In forte discesa l'incidenza, segnalata a 54 casi su 100mila abitanti. Una settimana fa, si attestava a 64 casi. "L'incidenza - si fa notare però nel documento - rimane al di sopra della soglia settimanale di 50 casi ogni 100mila abitanti che potrebbe consentire il controllo della trasmissione basato sul contenimento ovvero sull’identificazione dei casi e sul tracciamento dei loro contatti".

Lieve lieve calo nell'occupazione delle terapie intensive e nei ricoveri. Il tasso di occupazione da parte dei pazienti Covid-19 nei reparti di terapia intensiva in Italia "è in lieve diminuzione al 6,1% (secondo la rilevazione giornaliera del ministero della Salute), con il numero di persone ricoverate in diminuzione da 563 (7/09/2021) a 554 (14/09/2021). Il tasso di occupazione in aree mediche a livello nazionale diminuisce leggermente al 7,2%. Il numero di persone ricoverate in queste aree è in diminuzione da 4.307 (7/09/2021) a 4.165 (14/09/2021).

Sono 4 le Regioni e province autonome classificate a rischio moderato: Abruzzo, Molise e le province di Trento e Bolzano. Le restanti 17 Regioni e province autonome risultano classificate a rischio basso.

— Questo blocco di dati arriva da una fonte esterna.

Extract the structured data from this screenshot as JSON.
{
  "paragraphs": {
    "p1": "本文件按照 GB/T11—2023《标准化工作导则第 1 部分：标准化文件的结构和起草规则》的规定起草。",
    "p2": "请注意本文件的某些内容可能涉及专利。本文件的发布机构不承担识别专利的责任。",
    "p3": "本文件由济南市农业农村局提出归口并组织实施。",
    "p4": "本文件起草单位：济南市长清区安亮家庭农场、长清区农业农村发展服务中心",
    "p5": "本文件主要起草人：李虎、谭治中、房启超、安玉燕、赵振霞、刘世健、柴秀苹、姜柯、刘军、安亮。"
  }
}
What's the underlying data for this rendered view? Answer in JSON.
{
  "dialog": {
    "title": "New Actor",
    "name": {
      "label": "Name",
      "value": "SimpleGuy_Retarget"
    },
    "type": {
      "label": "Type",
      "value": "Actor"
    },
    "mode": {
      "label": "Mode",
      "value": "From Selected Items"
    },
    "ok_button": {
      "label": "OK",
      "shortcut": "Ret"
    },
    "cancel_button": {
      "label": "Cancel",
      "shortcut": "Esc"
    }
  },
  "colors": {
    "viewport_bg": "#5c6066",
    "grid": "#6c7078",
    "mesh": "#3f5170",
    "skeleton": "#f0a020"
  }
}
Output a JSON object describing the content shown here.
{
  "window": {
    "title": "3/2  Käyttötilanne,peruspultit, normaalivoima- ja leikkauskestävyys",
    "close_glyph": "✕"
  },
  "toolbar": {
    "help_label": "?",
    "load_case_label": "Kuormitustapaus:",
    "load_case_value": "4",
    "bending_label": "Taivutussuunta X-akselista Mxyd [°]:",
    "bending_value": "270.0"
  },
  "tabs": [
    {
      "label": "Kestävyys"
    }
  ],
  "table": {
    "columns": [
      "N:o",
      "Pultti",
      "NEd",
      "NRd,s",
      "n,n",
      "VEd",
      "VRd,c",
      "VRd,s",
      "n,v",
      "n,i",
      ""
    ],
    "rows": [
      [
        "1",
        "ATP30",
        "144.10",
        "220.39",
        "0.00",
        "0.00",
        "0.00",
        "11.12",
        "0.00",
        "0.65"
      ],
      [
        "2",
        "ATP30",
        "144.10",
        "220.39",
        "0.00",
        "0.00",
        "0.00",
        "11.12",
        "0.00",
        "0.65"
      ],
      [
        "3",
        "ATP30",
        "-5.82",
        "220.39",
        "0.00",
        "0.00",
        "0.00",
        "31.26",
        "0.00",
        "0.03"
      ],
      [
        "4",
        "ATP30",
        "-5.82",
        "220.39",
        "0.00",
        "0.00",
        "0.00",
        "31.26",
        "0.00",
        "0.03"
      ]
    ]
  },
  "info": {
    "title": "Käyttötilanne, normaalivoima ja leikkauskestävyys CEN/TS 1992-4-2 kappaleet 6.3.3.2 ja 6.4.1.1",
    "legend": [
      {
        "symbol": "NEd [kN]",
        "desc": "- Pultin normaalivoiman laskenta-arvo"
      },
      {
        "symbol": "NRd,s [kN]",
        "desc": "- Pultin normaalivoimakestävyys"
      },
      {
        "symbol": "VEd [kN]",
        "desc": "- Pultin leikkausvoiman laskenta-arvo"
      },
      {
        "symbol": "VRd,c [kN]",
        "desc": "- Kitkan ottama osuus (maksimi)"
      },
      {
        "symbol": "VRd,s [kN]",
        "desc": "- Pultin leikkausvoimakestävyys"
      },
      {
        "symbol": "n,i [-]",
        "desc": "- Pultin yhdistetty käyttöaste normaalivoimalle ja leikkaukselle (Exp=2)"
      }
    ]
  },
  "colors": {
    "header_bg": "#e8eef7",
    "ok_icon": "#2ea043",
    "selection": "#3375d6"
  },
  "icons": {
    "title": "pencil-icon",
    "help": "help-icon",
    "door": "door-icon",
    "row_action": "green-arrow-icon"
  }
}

"Una più elevata copertura vaccinale ed il completamento dei cicli di vaccinazione rappresentano gli strumenti principali per prevenire ulteriori recrudescenze di episodi di aumentata circolazione del virus sostenuta da varianti emergenti con maggiore trasmissibilità", ricordano Iss e ministero Salute nella bozza di monitoraggio.

"La circolazione della variante Delta è prevalente in Italia - si ricorda ancora -. Questa variante è dominante nell’Unione Europea ed è associata ad un aumento nel numero di nuovi casi di infezione anche in altri paesi con alta copertura vaccinale".

E ancora, si sottolinea che "è opportuno realizzare un capillare tracciamento e contenimento dei casi, mantenere elevata l’attenzione ed applicare e rispettare misure e comportamenti per limitare l’ulteriore aumento della circolazione virale".